Now the Spirit of the LORD had departed from Saul, and an evil spirit from the LORD tormented him.

He let loose on them his burning anger, wrath, indignation, and distress, a company of destroying angels.

This is a really good question, and to answer it thoroughly would probably take a lot of time and energy from experts in several fields.

If you’re interested in what the gospels have to say, there’s always the proviso that each gospel writer has his own take on who Jesus was and what Jesus was saying, so Mark’s approach to questions about healing and demons is different from John’s approach. @Jay313 made this point above with regard to Luke-Acts.

Mark is often the one who gets blamed for talking about demons, but when you look at Mark carefully (and ignore what Matthew and Luke wrote later), Mark is getting a bad rap (notwithstanding the obvious hyperbole of Mark 5: 1-20). In Mark, what’s important for healing is relationship with God – that is, having a loving and trusting faith in God. As far as Mark is concerned, none of the traditional, tried-and-true Judaic or Hellenistic religious methods for receiving divine healing are valid (e.g. temple sacrifices, purity codes, magical amulets, prayers, or honour payments).

In Mark, it’s all about the compassionate presence of Jesus who, in every case except for the healing of the Syro-Phoenician girl, is physically near to or actually touching the person who receives healing. As any modern physician worth his or her salt will tell you, a healer who offers compassionate authority (as opposed to compassion alone or authority alone) has a good chance of establishing a relationship of trust that helps boost the body’s built-in healing mechanisms (i.e. the mysterious placebo effect).

It’s also worth noting that, in Mark, the patients who are healed are suffering from disorders of the endocrine system or central nervous system. In this context, an “unclean spirit” can be understood to mean something unseen (if poorly understood from a scientific viewpoint) that’s going on inside another person and causing them immense pain and suffering. As we know today, sometimes our own thoughts and belief systems can create multiple forms of suffering for ourselves and our communities (as when we accept ideologies that encourage us to hate others and act on that hatred – e.g. the European, Cambodian, and Rwandan Holocausts).

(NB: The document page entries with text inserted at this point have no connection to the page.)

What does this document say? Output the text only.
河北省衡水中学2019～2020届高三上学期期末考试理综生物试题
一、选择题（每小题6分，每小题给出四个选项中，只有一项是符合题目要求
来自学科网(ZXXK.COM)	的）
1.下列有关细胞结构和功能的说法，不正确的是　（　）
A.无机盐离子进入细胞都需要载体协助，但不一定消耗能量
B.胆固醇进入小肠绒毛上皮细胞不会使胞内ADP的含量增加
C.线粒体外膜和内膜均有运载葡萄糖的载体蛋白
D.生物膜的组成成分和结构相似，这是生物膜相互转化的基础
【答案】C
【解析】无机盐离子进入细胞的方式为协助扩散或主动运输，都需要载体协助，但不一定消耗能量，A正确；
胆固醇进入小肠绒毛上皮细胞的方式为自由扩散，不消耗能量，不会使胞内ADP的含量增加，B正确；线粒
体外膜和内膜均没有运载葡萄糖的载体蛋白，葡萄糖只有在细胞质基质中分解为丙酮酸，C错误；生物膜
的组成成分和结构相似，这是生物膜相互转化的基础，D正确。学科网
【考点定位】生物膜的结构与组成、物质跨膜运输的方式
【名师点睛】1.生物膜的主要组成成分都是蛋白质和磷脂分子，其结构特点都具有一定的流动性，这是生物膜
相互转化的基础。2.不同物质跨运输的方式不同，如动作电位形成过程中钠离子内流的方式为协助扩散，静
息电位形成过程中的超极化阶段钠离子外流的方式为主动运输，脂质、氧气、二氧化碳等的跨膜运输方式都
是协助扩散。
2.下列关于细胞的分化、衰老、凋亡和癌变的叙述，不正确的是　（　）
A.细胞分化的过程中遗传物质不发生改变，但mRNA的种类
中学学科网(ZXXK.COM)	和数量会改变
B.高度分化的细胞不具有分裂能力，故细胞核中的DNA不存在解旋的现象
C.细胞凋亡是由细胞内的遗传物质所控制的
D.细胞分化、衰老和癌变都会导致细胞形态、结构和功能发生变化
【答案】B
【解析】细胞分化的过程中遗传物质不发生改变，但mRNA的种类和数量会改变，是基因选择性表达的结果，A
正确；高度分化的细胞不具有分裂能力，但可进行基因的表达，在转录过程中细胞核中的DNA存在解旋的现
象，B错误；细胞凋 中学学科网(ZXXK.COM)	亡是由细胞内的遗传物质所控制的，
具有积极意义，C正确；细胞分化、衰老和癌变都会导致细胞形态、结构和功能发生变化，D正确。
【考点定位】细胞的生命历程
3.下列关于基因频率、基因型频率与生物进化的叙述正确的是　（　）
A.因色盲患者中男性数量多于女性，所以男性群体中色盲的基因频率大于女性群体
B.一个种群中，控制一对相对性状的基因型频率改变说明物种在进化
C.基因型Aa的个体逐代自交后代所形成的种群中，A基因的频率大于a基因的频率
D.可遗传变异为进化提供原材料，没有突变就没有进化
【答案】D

Held long enough, certain ideologies can change the way our brains are wired (which can, in turn, lead to medical problems such as disorders of the central nervous system, with a possible cascading effect to the endocrine system).

So when Jesus confronts the man of unclean spirit who has been living in the tombs and is so strong he can’t even be chained, perhaps this a metaphor for what can happen to you (in Mark’s view, and perhaps in Jesus’ own view) when you keep your eyes closed and your ears closed and your hearts hardened to what Jesus was actually saying about the importance of simple, unadorned, inclusive relationship with God in the process of healing the inner self (i.e. the process of redemption). Stop listening to “the adversaries (the Satan)” and start listening to what God is actually saying to us, says Mark.

For myself, as a practising mystic who feels the presence of God every day, I do not and could not ever believe in the existence of evil spirits, fallen angels, or the Devil as a cosmic force. I long ago had to make a choice between trusting God and trusting the words of people who had never felt the immensity of God’s love and forgiveness. Obviously, I chose God.

This isn’t to say that weird things don’t happen that can scare the **** out of us. And this isn’t to say that evil doesn’t exist in the form of human brains that have chosen to use their Free Will in despicable ways. I can personally attest to the fact that once human beings have decided to go down the path of hatred (“hardening their hearts”), there are no limits to what their brains can justify to themselves in their quest for power and glory. But this is a matter for the courts and the medical system.

There are many adversaries (“Satans”) in the world who would very much like to keep us from knowing how to have a relationship with God because there’s no profit for them if we let go of a belief in demons and switch to a scientific model to explain the evil we see among humans.

This is how I understand it, anyway.